We are going to make predictions on an unlabelled dataset, so we'll specify an information extraction model and point to the unlabelled dataset directory. 

In [7]:
args = parser.parse_args(args=['-mp', 'savedmodels/model/model.h5', '-dp', '../data/inference'])

Next, we need to verfiy the `model_args` are sane and load the saved model from disk.

In [8]:
    # 1. validate model/data args
    print("Validating kwargs in model_args.yml file")
    data_source = 'pre-generated'
    # use the model args file from training
    device = torch.device("cuda" if torch.cuda.is_available() else "cpu")
    model_dict = load_model_dict(args.model_path, device)
    mod_args = model_dict['metadata_package']['mod_args']

    print("Validating kwargs from pretrained model ")
    model_args = validate_params.ValidateParams(args,
                                                data_source=data_source,
                                                model_args=mod_args)

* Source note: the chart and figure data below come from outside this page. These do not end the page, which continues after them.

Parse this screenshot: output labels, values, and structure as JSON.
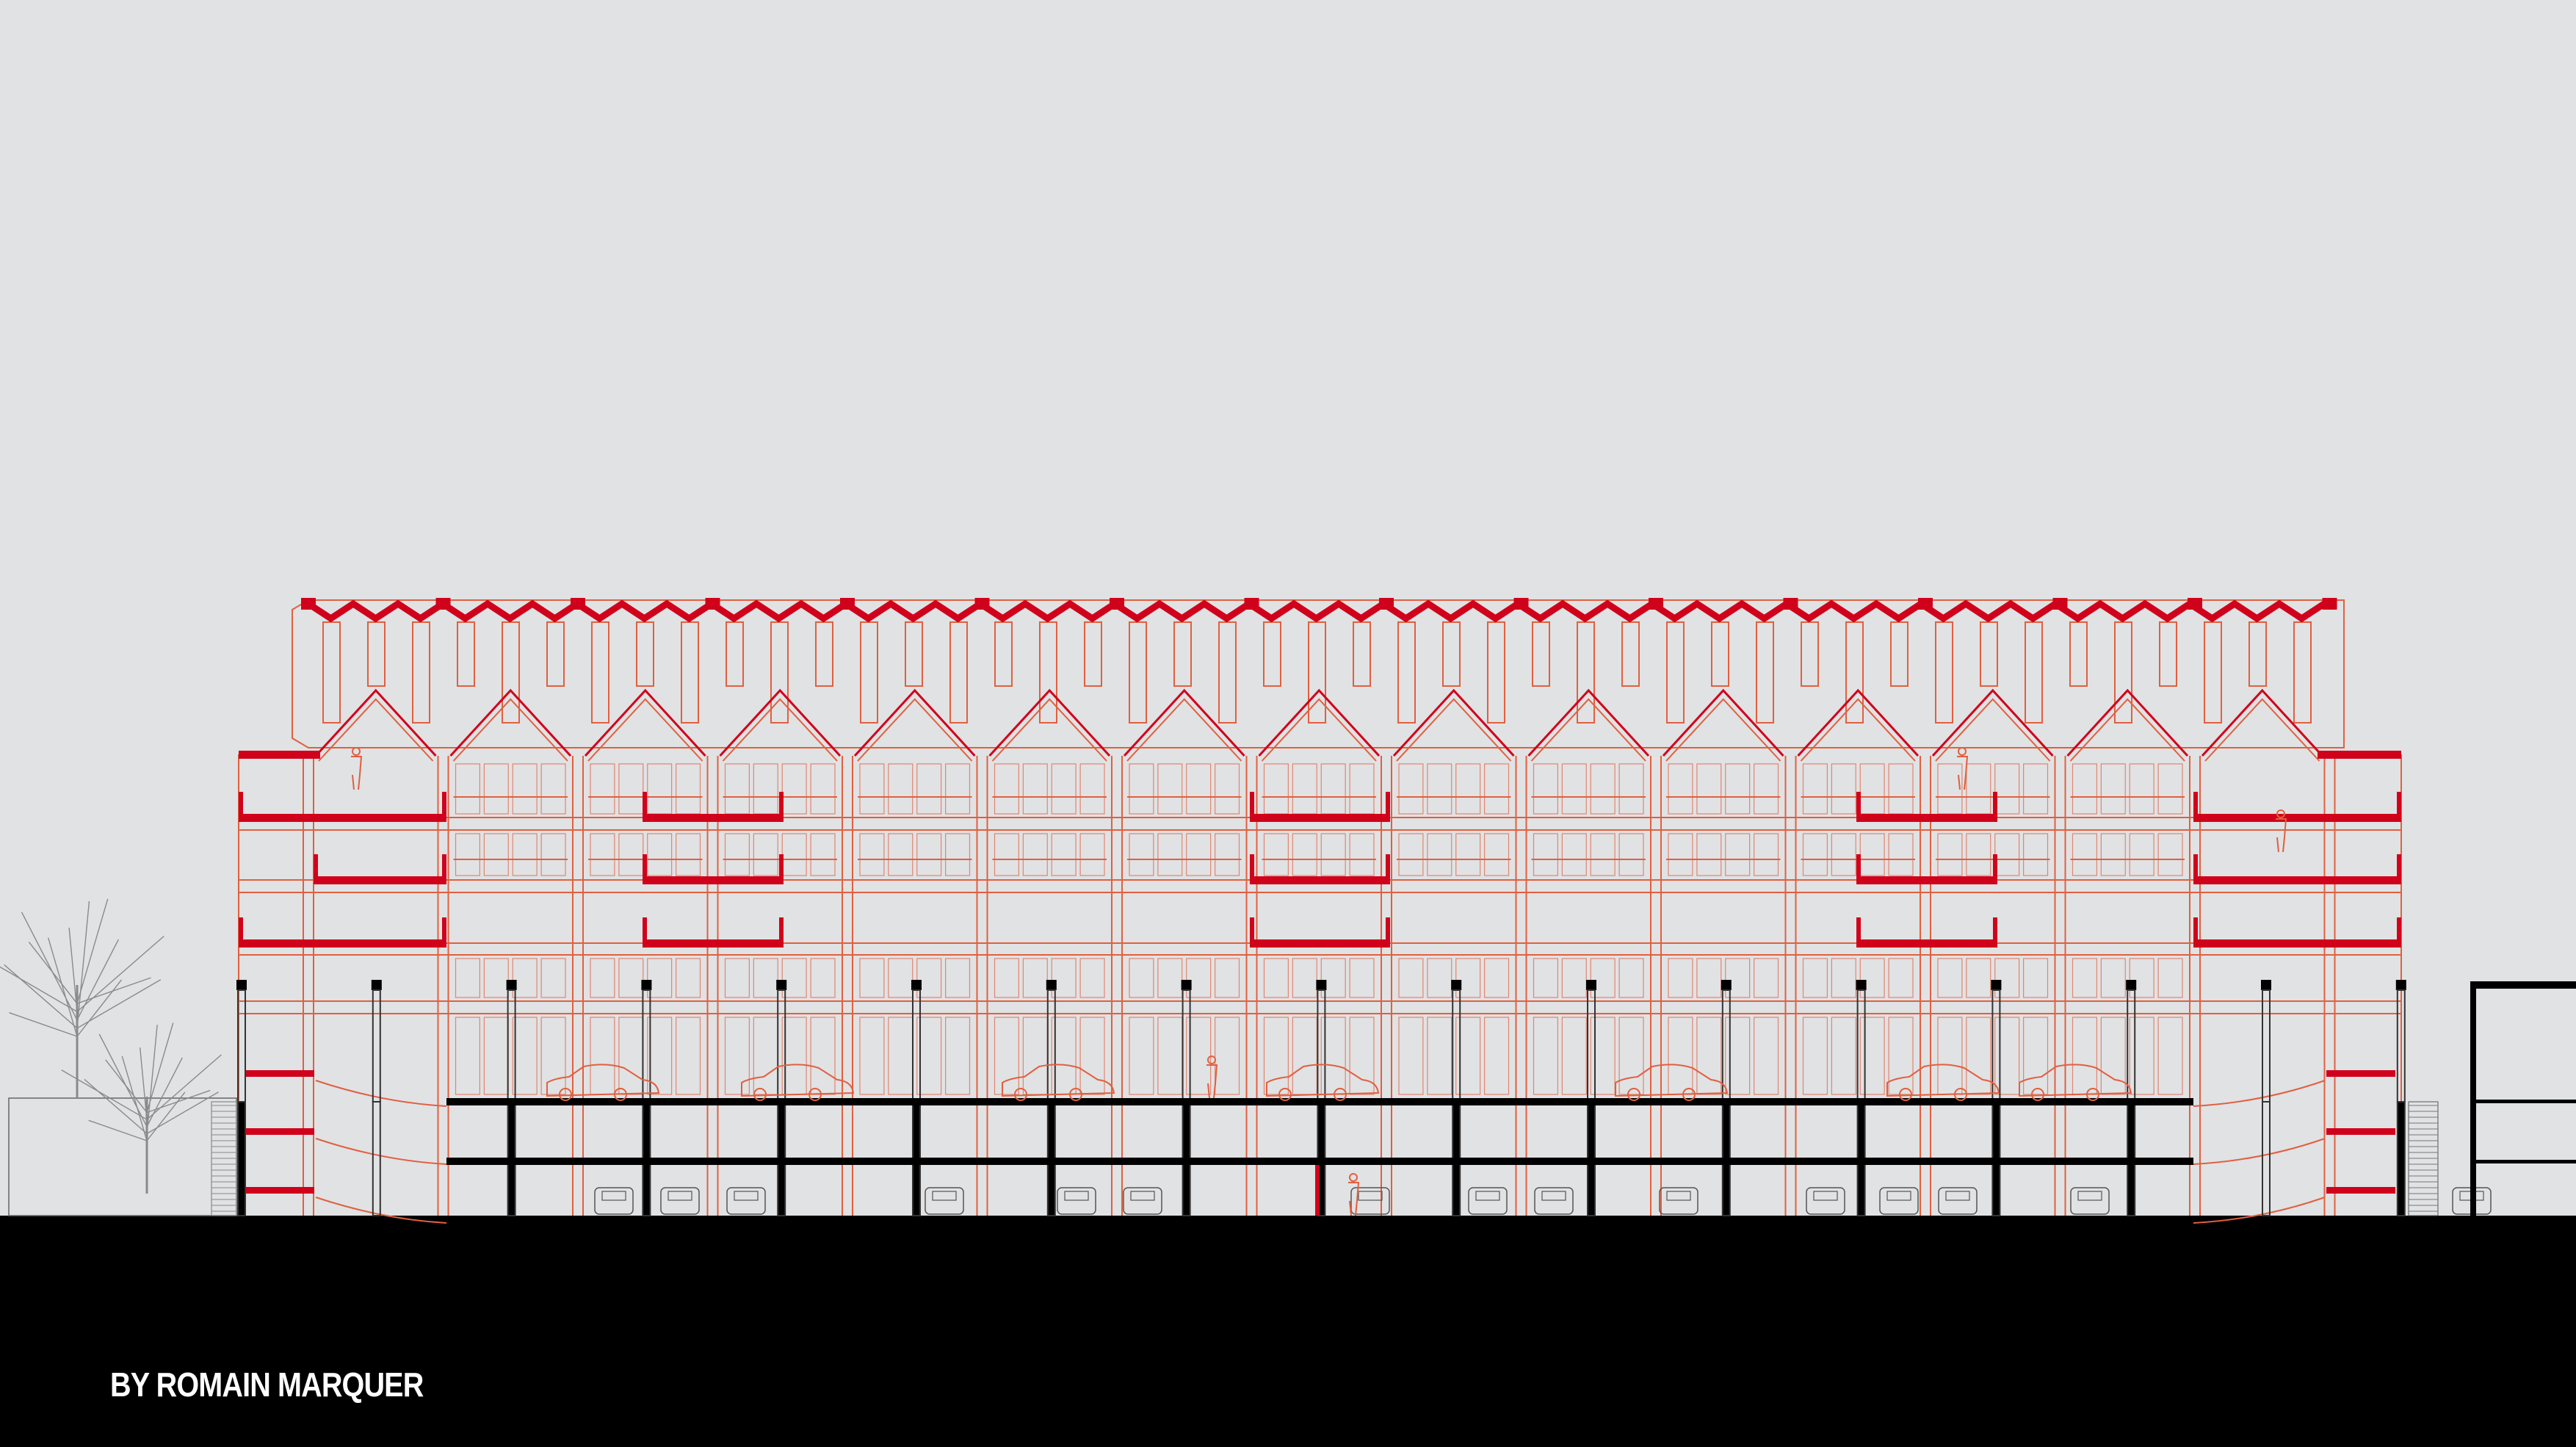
{
  "credit": "BY ROMAIN MARQUER",
  "colors": {
    "background": "#e1e2e4",
    "ground": "#000000",
    "slab_red": "#d0021b",
    "line_red": "#e0603f",
    "structure_black": "#000000",
    "tree_grey": "#8a8a8a"
  },
  "drawing": {
    "type": "building-section",
    "gable_count": 15
  }
}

    model_args.check_data_train_args(from_pretrained=True)

Validating kwargs in model_args.yml file
Loading trained model from savedmodels/model/model.h5
Validating kwargs from pretrained model 


We'll define a model architecture, set up abstention if the saved model was trained with it enabled, and check that the required data files exits. 


In [9]:
    if model_args.model_args['model_type'] == 'mthisan':
        model_args.hisan_arg_check()
    elif model_args.model_args['model_type'] == 'mtcnn':
        model_args.mtcnn_arg_check()

    if model_args.model_args['abstain_kwargs']['abstain_flag']:
        model_args.check_abstain_args()

    model_args.check_data_files()

Great, we can set the random number seeds next.

In [10]:
    if model_args.model_args['data_kwargs']['reproducible']:
        seed = model_args.model_args['data_kwargs']['random_seed']
        torch.manual_seed(seed)
        np.random.seed(seed)
        random.seed(seed)
        if torch.cuda.is_available():
            torch.cuda.manual_seed_all(seed)
    else:
        seed = None

Let's go ahead and load the data. We'll also create the inference loader for our dataset needed to feed data to the gpu.

In [11]:
    dw = data_utils.DataHandler(data_source, model_args.model_args)
    dw.load_folds(fold=0)

    data_loader = dw.inference_loader(reproducible=model_args.model_args['data_kwargs']['reproducible'],
                                      seed=seed,
                                      batch_size=model_args.model_args['train_kwargs']['batch_per_gpu'])

Loading data from ../data/inference
Num workers: 4, reproducible: True


Now we're ready to load a model and create the class to predict on our unlabeled data.

In [12]:
    model = load_model(model_dict, device, dw)

    # Make predictions from pretrained model
    evaluator = predictions.ScoreModel(model_args.model_args, data_loader, model, device)

model loaded


And we can make the predictions...

In [13]:
    evaluator.predict(dw.dict_maps['id2label'])


Predicting test set
Saving predictions to csv


The predictions on the unlabelled data is saved in the `predictions` folder with the name specified in the `model_args` file and a time stamp to prevent name-clashes and overwriting data.